Blogger Beth Ginter
June 28, 2021
I live in a densely populated suburb of Washington DC, in the Northern Piedmont, atop a hill, with an abundance of mature Oaks, Hickory, Tulip Poplar, and Dogwood. We have a lot of big trees on about ⅓ of an acre. It’s cicada heaven.
In 2004, our children were both under age 4 and the Brood X cicadas were the highlight of our summer. Because the kids were not yet old enough for the swim team or camp, we spent a lot of time with the cicadas that year: studying them, counting them, chasing them. I was doing consulting work then, studying landscape design, and just beginning to add more native plants to our garden. I remember so well calculating how old our kids would be when the cicadas returned: 18 and 20. In those days, when hot summer afternoons seemed to last forever, and we were exhausted with the joys of parenting young humans, it was hard to imagine that such a time would ever come. It’s a cliché that bears repeating: children grow up too quickly. In 2004, I was not yet worried about climate change and I knew very little about stormwater BMPs. The cicadas were abundant, miraculous, stunning. I had seen plenty of cicadas but not a periodical brood like this one. Much graduate school chatter at the time was related to whether to plant new trees or protect existing vegetation from the cicadas. How would the plants weather the Brood X storm?

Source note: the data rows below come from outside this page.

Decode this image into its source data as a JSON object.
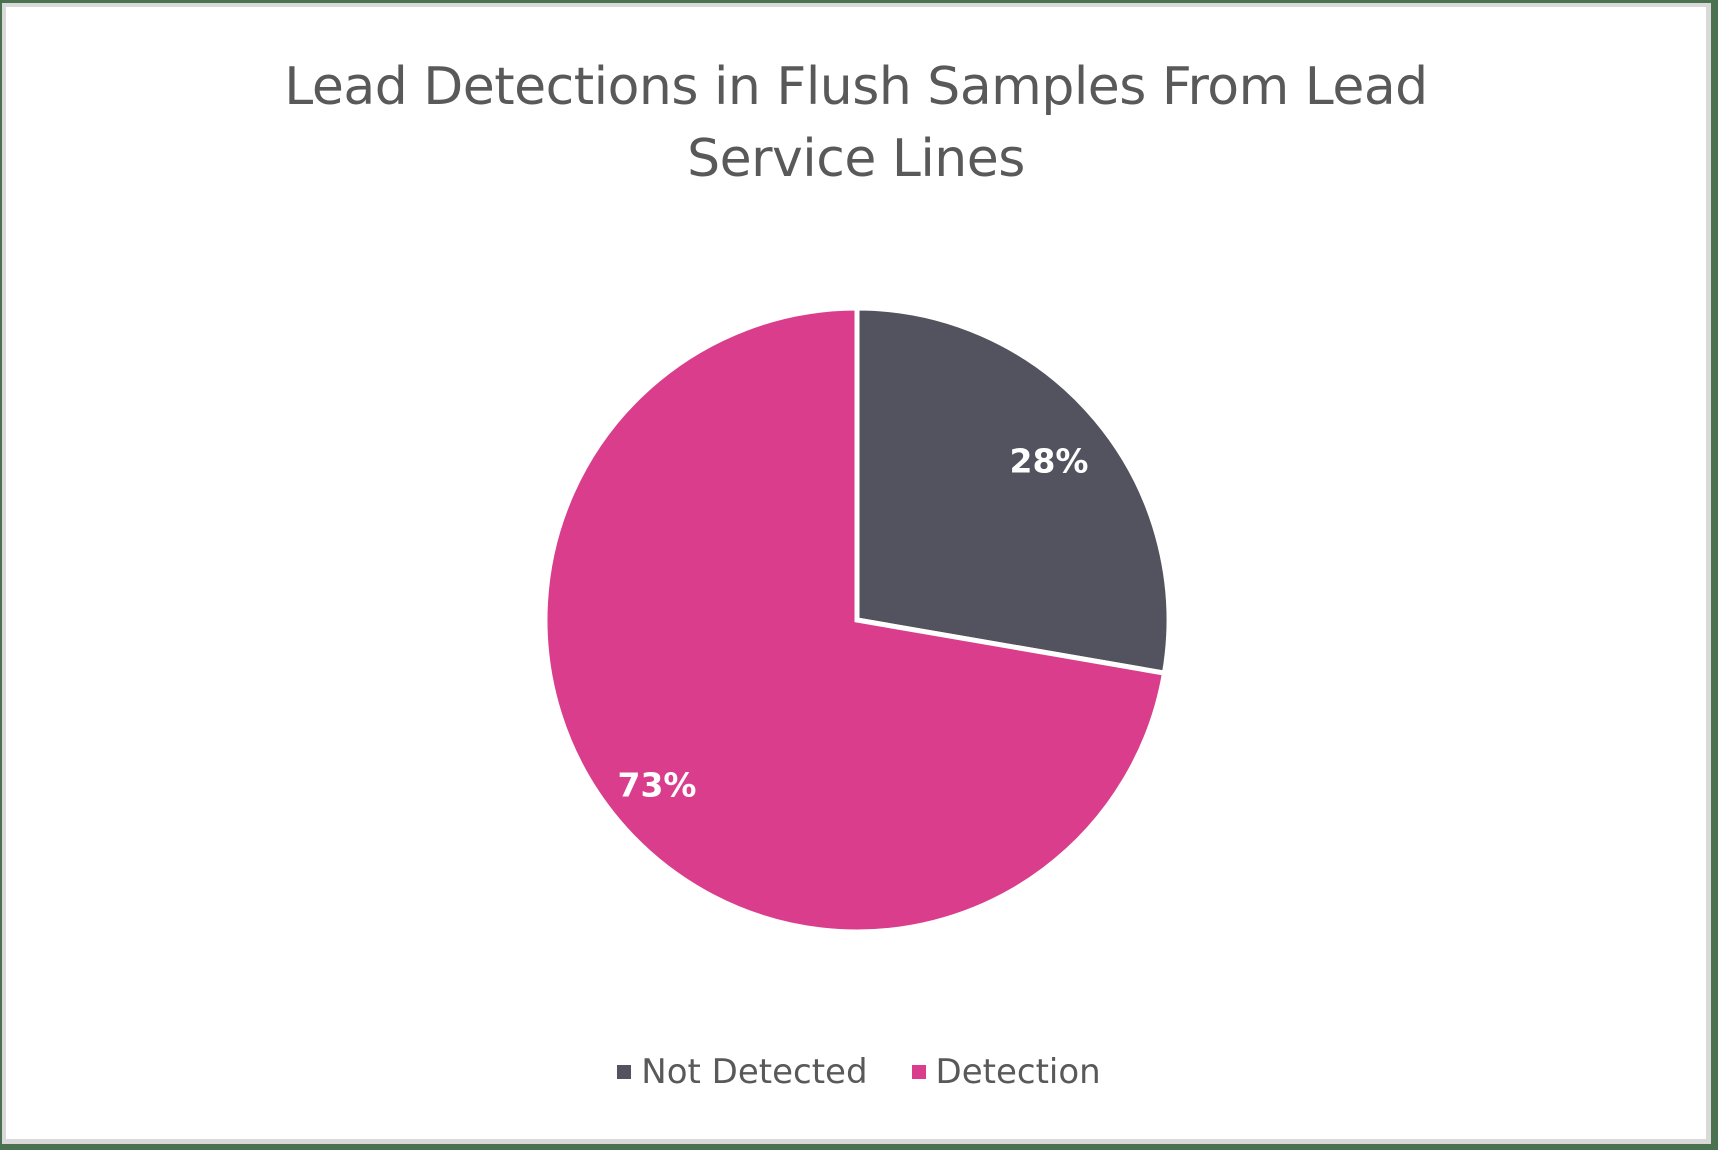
{
  "chart_data": {
    "type": "pie",
    "title": "Lead Detections in Flush Samples From Lead Service Lines",
    "categories": [
      "Not Detected",
      "Detection"
    ],
    "values": [
      28,
      73
    ],
    "value_labels": [
      "28%",
      "73%"
    ],
    "colors": [
      "#52535f",
      "#d93d8b"
    ],
    "legend_position": "bottom",
    "start_angle_deg": 0,
    "direction": "clockwise"
  },
  "title_lines": [
    "Lead Detections in Flush Samples From Lead",
    "Service Lines"
  ],
  "legend": [
    {
      "label": "Not Detected",
      "color": "#52535f"
    },
    {
      "label": "Detection",
      "color": "#d93d8b"
    }
  ],
  "labels": {
    "not_detected": "28%",
    "detection": "73%"
  }
}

Seventeen years passed in a minute. Our youngest child graduated high school this month and our oldest will be a college junior this fall. Cicadas in 2021, for these young adults, are hardly noticed; they are a minor novelty, a cacophony to be recorded on a cell phone and shared with friends in other states. There are parties and jobs and college preparations and relationships of their own which are much more important. And I know the days are passing much faster for the kids now, as well. They are old enough to see how time begins to move more quickly as you age, but not so old that they find it frightening. Since 2004, I changed careers, finished my Masters, started a landscape design business, helped launch the Chesapeake Bay Landscape Professional program and became CCLC’s executive director. A lot of water has passed under my career bridge in 17 years, but it is the parenting part that has gone too quickly.
Their work of reproducing done, Brood X cicadas are leaving us again. I have not spent as much time with them as I did in 2004, but I have loved having them here, even when their corpses litter the front walk, their dried shells remain affixed in the garden, and the singing makes it hard to hold Zoom calls on the porch. I took midday breaks from the computer to walk around and flip over the multitudes of newly-emerged cicadas that were flailing on their backs, so they would have a chance to fly up to the trees before the birds got them. This week, I noticed that my hens are starting to eat the garden again. Now that their cicada feast is ending, they are pecking at the shrubs and the container plants again. I can see that the Oak leaves are browning and beginning to fall, with the next generation of Brood X ready to return to the ground.
Today, it is impossible for me to imagine our kids at 35 and 37. Where will they be? Will they have families of their own? How will the Bay be faring in 2038? Will we meet our pollution reduction goals? Will the blue crabs and oysters be ok? Will we be taking better care of our stormwater BMPs by then? Will more landscape pros be focused on having a positive impact? What of the planet? Will we have made significant progress in reducing CO2 emissions? And the cicadas? Will they be here again, just as abundant and persistent as ever?
This year’s cicadas have led to a lot of introspection. I am grateful to live here, atop this hill, and to have had the opportunity to witness the Brood X cicadas twice. Even surrounded by roads, and neighbors, and the post-pandemic rush of life in Washington, nature thrives here. Birds, insects, squirrels, chipmunks, foxes, rabbits, deer, and the occasional raccoon remain among the forest remnant. The trees are losing quite a few branch tips, but seem to weather the cicada storm just fine. I do what I can to preserve this place for all of them. And I will miss the cicadas.
Beth Ginter is the executive director of the Chesapeake Conservation Landscaping Council. She lives in Silver Spring, MD, with her family and a varied collection of companion animals.